Announcing the plans, prime minister Keir Starmer said: “This government promised change and that is what I am fighting every day to deliver. NHS backlogs have ballooned in recent years, leaving millions of patients languishing on waiting lists, often in pain or fear. Lives on hold. Potential unfulfilled.”
He added that it will mean “millions more appointments”, “greater choice and convenience for patients” and “staff once again able to give the standard of care they desperately want to”.
However, experts fear such targets may be unrealistic considering the current state of the NHS. Tim Gardner, assistant director of policy at the Health Foundation, said: “We should be under no illusions about just how stretching the targets are in this plan.”
He explained that the target of 92% of patients receiving hospital treatment within 18 weeks of referral by the end of this parliament is “highly ambitious and hasn’t been met for nearly a decade”.
“It would effectively mean the waiting list would need to fall by over three million over the next four years,” Gardner said. “Meeting the pledge would require improvements of a comparable scale to those achieved by the last Labour government in the 2000s, but in more difficult circumstances and with far lower levels of funding increases.”
Adesara said there are elements of the plan she supports as an NHS doctor, particularly around giving patients more control and flexibility within their care.
“But the devil’s in the detail,” she added. “We need to hear more from the government about how they can actually make these ambitions materialise into reality. For all of these things you need staff capacity, facilities and equipment.”
Adesara said it is positive the government is thinking about using technology to improve care, but she said that “many parts of the NHS have really poor technological infrastructure”. She claimed that in some hospitals she has worked in, computers can take 20 minutes to load data.
“We have to make sure that we have basic, decent technological infrastructure throughout the NHS. And that requires investment,” Adesara said.
The government has said new technology and AI will be central to its mission to rebuild the NHS. It also plans to improve the NHS App, giving patients better access to information such as details of their appointments, results and waiting times, and using it to book appointments.
However, while digital tools might help make some patients’ experiences better, Adesara has found that for others, particularly those who are elderly, these online systems can be difficult to access.
“We need to make sure people are not left behind and we don’t have a two-tier system. We need to make sure we don’t get into a place where patients who are better informed or educated are able to choose better hospitals and better places to get their care, while those that are less informed and less educated end up with poor care,” Adesara said.
Gardner at the Health Foundation agreed that “measures such as making greater use of the NHS App to expand patient choice and increasing use of the private sector need to be managed carefully so they don’t further widen inequalities”.
Matthew Taylor, NHS Confederation chief executive, said Labour’s approach indicates “serious attempt to reduce waiting lists in a more sustainable way and marks an important step forward in helping bring an end to a period of long waits”.

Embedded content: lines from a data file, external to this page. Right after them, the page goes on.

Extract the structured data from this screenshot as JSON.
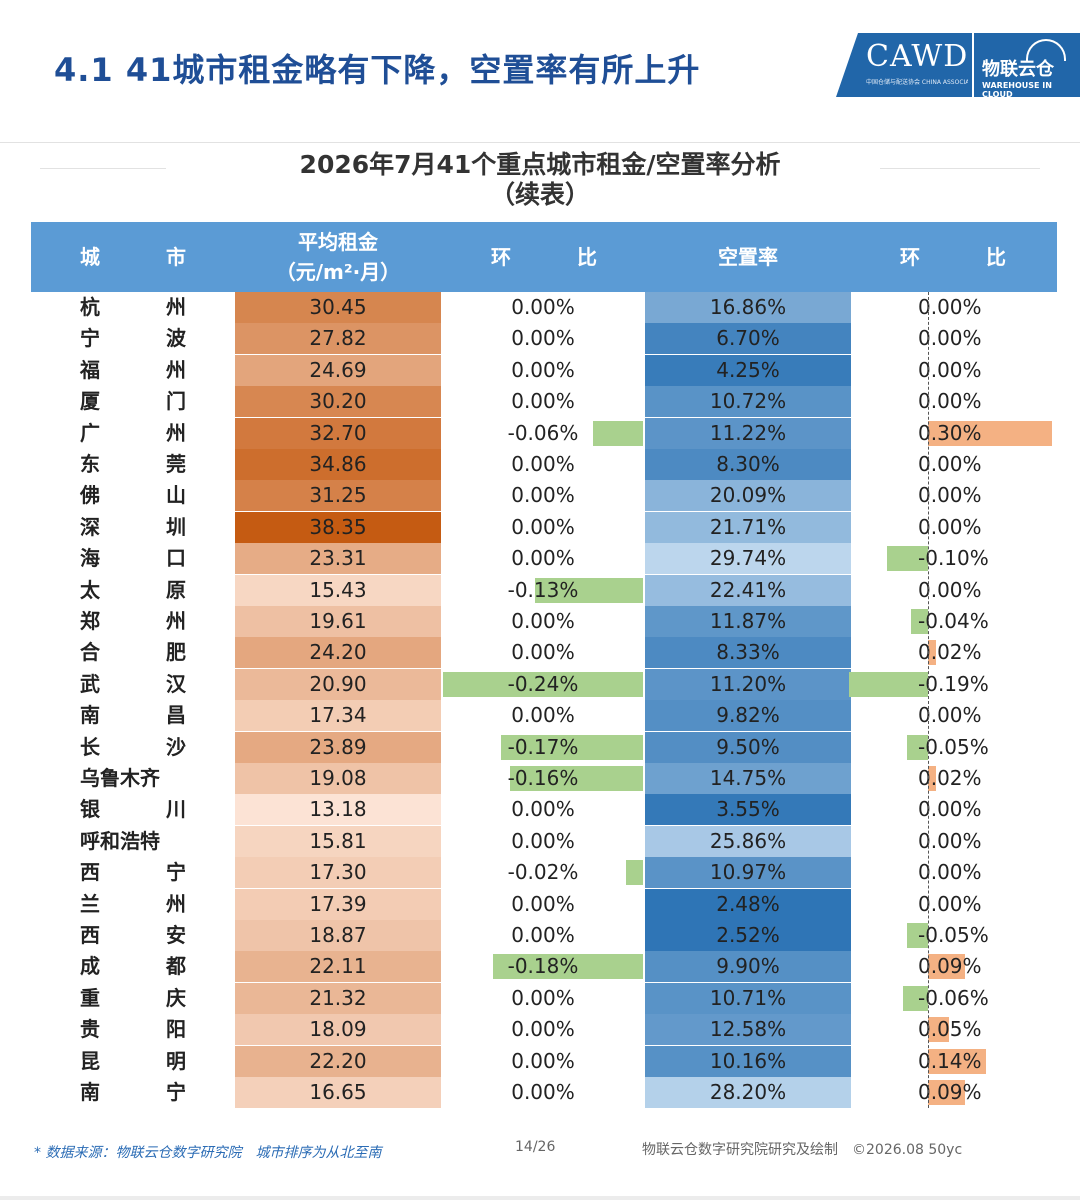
{
  "header": {
    "title": "4.1 41城市租金略有下降，空置率有所上升",
    "logo_left": "CAWD",
    "logo_left_sub": "中国仓储与配送协会 CHINA ASSOCIATION OF WAREHOUSING AND DISTRIBUTION",
    "logo_right": "物联云仓",
    "logo_right_sub": "WAREHOUSE IN CLOUD"
  },
  "table": {
    "title_line1": "2026年7月41个重点城市租金/空置率分析",
    "title_line2": "（续表）",
    "headers": {
      "city_1": "城",
      "city_2": "市",
      "rent_line1": "平均租金",
      "rent_line2": "（元/m²·月）",
      "chg1_1": "环",
      "chg1_2": "比",
      "vacancy": "空置率",
      "chg2_1": "环",
      "chg2_2": "比"
    },
    "colors": {
      "header_bg": "#5b9bd5",
      "negative_bar": "#a9d18e",
      "positive_bar": "#f4b183"
    },
    "rows": [
      {
        "city": "杭州",
        "rent": "30.45",
        "rent_chg": "0.00%",
        "vacancy": "16.86%",
        "vac_chg": "0.00%"
      },
      {
        "city": "宁波",
        "rent": "27.82",
        "rent_chg": "0.00%",
        "vacancy": "6.70%",
        "vac_chg": "0.00%"
      },
      {
        "city": "福州",
        "rent": "24.69",
        "rent_chg": "0.00%",
        "vacancy": "4.25%",
        "vac_chg": "0.00%"
      },
      {
        "city": "厦门",
        "rent": "30.20",
        "rent_chg": "0.00%",
        "vacancy": "10.72%",
        "vac_chg": "0.00%"
      },
      {
        "city": "广州",
        "rent": "32.70",
        "rent_chg": "-0.06%",
        "vacancy": "11.22%",
        "vac_chg": "0.30%"
      },
      {
        "city": "东莞",
        "rent": "34.86",
        "rent_chg": "0.00%",
        "vacancy": "8.30%",
        "vac_chg": "0.00%"
      },
      {
        "city": "佛山",
        "rent": "31.25",
        "rent_chg": "0.00%",
        "vacancy": "20.09%",
        "vac_chg": "0.00%"
      },
      {
        "city": "深圳",
        "rent": "38.35",
        "rent_chg": "0.00%",
        "vacancy": "21.71%",
        "vac_chg": "0.00%"
      },
      {
        "city": "海口",
        "rent": "23.31",
        "rent_chg": "0.00%",
        "vacancy": "29.74%",
        "vac_chg": "-0.10%"
      },
      {
        "city": "太原",
        "rent": "15.43",
        "rent_chg": "-0.13%",
        "vacancy": "22.41%",
        "vac_chg": "0.00%"
      },
      {
        "city": "郑州",
        "rent": "19.61",
        "rent_chg": "0.00%",
        "vacancy": "11.87%",
        "vac_chg": "-0.04%"
      },
      {
        "city": "合肥",
        "rent": "24.20",
        "rent_chg": "0.00%",
        "vacancy": "8.33%",
        "vac_chg": "0.02%"
      },
      {
        "city": "武汉",
        "rent": "20.90",
        "rent_chg": "-0.24%",
        "vacancy": "11.20%",
        "vac_chg": "-0.19%"
      },
      {
        "city": "南昌",
        "rent": "17.34",
        "rent_chg": "0.00%",
        "vacancy": "9.82%",
        "vac_chg": "0.00%"
      },
      {
        "city": "长沙",
        "rent": "23.89",
        "rent_chg": "-0.17%",
        "vacancy": "9.50%",
        "vac_chg": "-0.05%"
      },
      {
        "city": "乌鲁木齐",
        "rent": "19.08",
        "rent_chg": "-0.16%",
        "vacancy": "14.75%",
        "vac_chg": "0.02%"
      },
      {
        "city": "银川",
        "rent": "13.18",
        "rent_chg": "0.00%",
        "vacancy": "3.55%",
        "vac_chg": "0.00%"
      },
      {
        "city": "呼和浩特",
        "rent": "15.81",
        "rent_chg": "0.00%",
        "vacancy": "25.86%",
        "vac_chg": "0.00%"
      },
      {
        "city": "西宁",
        "rent": "17.30",
        "rent_chg": "-0.02%",
        "vacancy": "10.97%",
        "vac_chg": "0.00%"
      },
      {
        "city": "兰州",
        "rent": "17.39",
        "rent_chg": "0.00%",
        "vacancy": "2.48%",
        "vac_chg": "0.00%"
      },
      {
        "city": "西安",
        "rent": "18.87",
        "rent_chg": "0.00%",
        "vacancy": "2.52%",
        "vac_chg": "-0.05%"
      },
      {
        "city": "成都",
        "rent": "22.11",
        "rent_chg": "-0.18%",
        "vacancy": "9.90%",
        "vac_chg": "0.09%"
      },
      {
        "city": "重庆",
        "rent": "21.32",
        "rent_chg": "0.00%",
        "vacancy": "10.71%",
        "vac_chg": "-0.06%"
      },
      {
        "city": "贵阳",
        "rent": "18.09",
        "rent_chg": "0.00%",
        "vacancy": "12.58%",
        "vac_chg": "0.05%"
      },
      {
        "city": "昆明",
        "rent": "22.20",
        "rent_chg": "0.00%",
        "vacancy": "10.16%",
        "vac_chg": "0.14%"
      },
      {
        "city": "南宁",
        "rent": "16.65",
        "rent_chg": "0.00%",
        "vacancy": "28.20%",
        "vac_chg": "0.09%"
      }
    ]
  },
  "footer": {
    "note": "* 数据来源：物联云仓数字研究院　城市排序为从北至南",
    "page": "14/26",
    "credit": "物联云仓数字研究院研究及绘制　©2026.08 50yc"
  }
}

He said said “local NHS leaders will need to understand the plan in more detail”, particularly when it comes to the funding that will be in place to deliver the targets. He added it is “important to see more collaboration with the independent sector as this will provide much-needed support and capacity”.

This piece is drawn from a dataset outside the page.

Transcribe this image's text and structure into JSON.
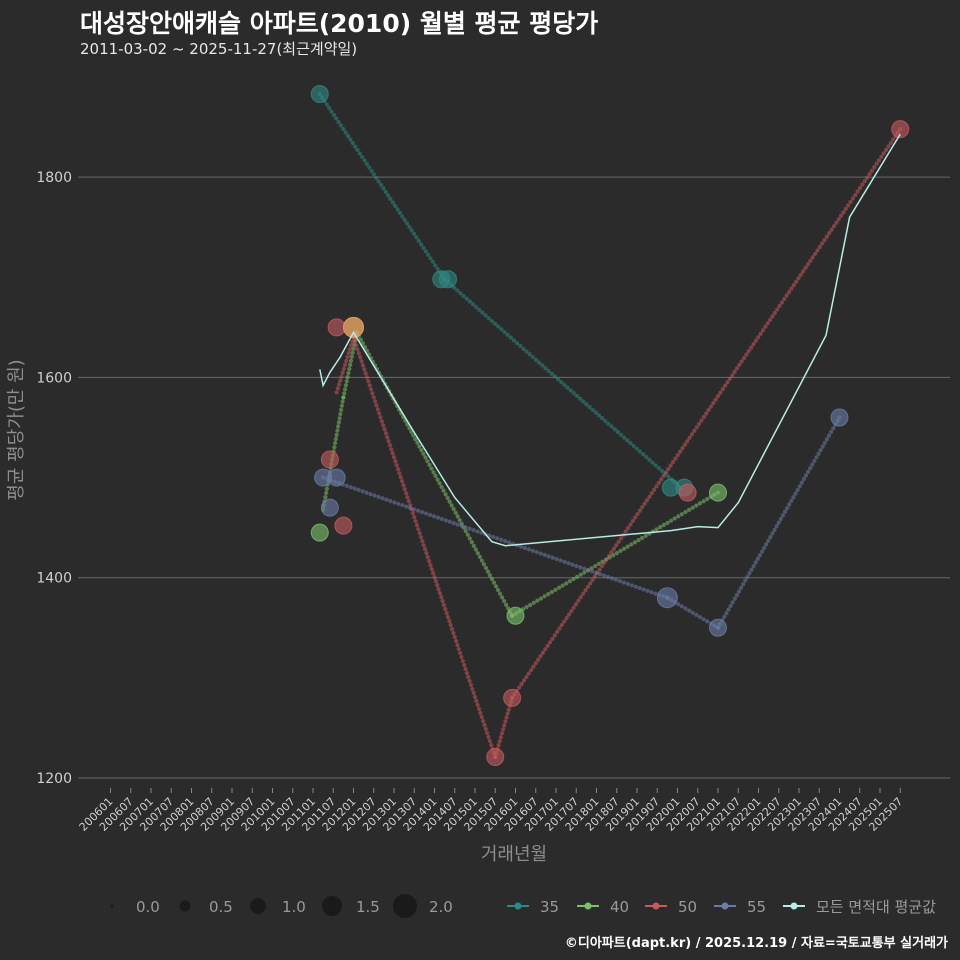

Starmer said a new partnership with the private healthcare sector will help reduce waiting times and mean “more beds, more operations, more care” for NHS patients.
But campaigners are concerned about the privatisation of the NHS. Johnbosco Nwogbo, lead campaigner at We Own It, which campaigns against privatisation, said: “The Conservative government has spent the last 14 years signing deal after deal after deal with the private healthcare sector to use ‘private capacity to cut waiting lists’. And it simply has not worked.
“The reason that it hasn’t worked is that the private sector has a different set of interests to the NHS on waiting lists. The NHS wants to cut waiting lists. The government wants to cut waiting lists. Private sector wants to benefit from people on waiting lists, because people spend more money if they go to the private sector.
“The government should stop dithering and tinkering around the edges and put in place a solution that’s actually going to work. And that is through properly funding the NHS. It is very clear that the NHS has just lived through the most austere decade in its entire history. So they need to face the facts. The NHS needs funding, and secondly, they need to get the private sector out of the system.”
Adesara added that the government has not spoken “enough today about staff”. “We need to have a motivated and supported workforce who deliver these plans. Too many staff feel unsupported and demotivated. We need more from the government about how they can support staff,” she said.
Helga Pile, the head of health at public services union Unison, said: “Staff are the bedrock of the NHS and key to turning around its fortunes. Ministers know that all the extra appointments and other ways of increasing capacity won’t happen on their own.
“Health workers have been taken for granted for years by governments and little they’ve heard from the prime minister on his plans will encourage them to feel differently. It’s not just the state of services and the quality of care that are making staff feel so low. Many are at breaking point as they’ve too few colleagues to get the job done and they keep seeing those they work with quit for pastures new.”
Unison is calling for an investment in staff, through recruiting and retaining skilled, experienced workers and paying them fairly. It is urging Labour to meet with unions to discuss April’s wage rise and to “fix the problems” within the NHS pay structure.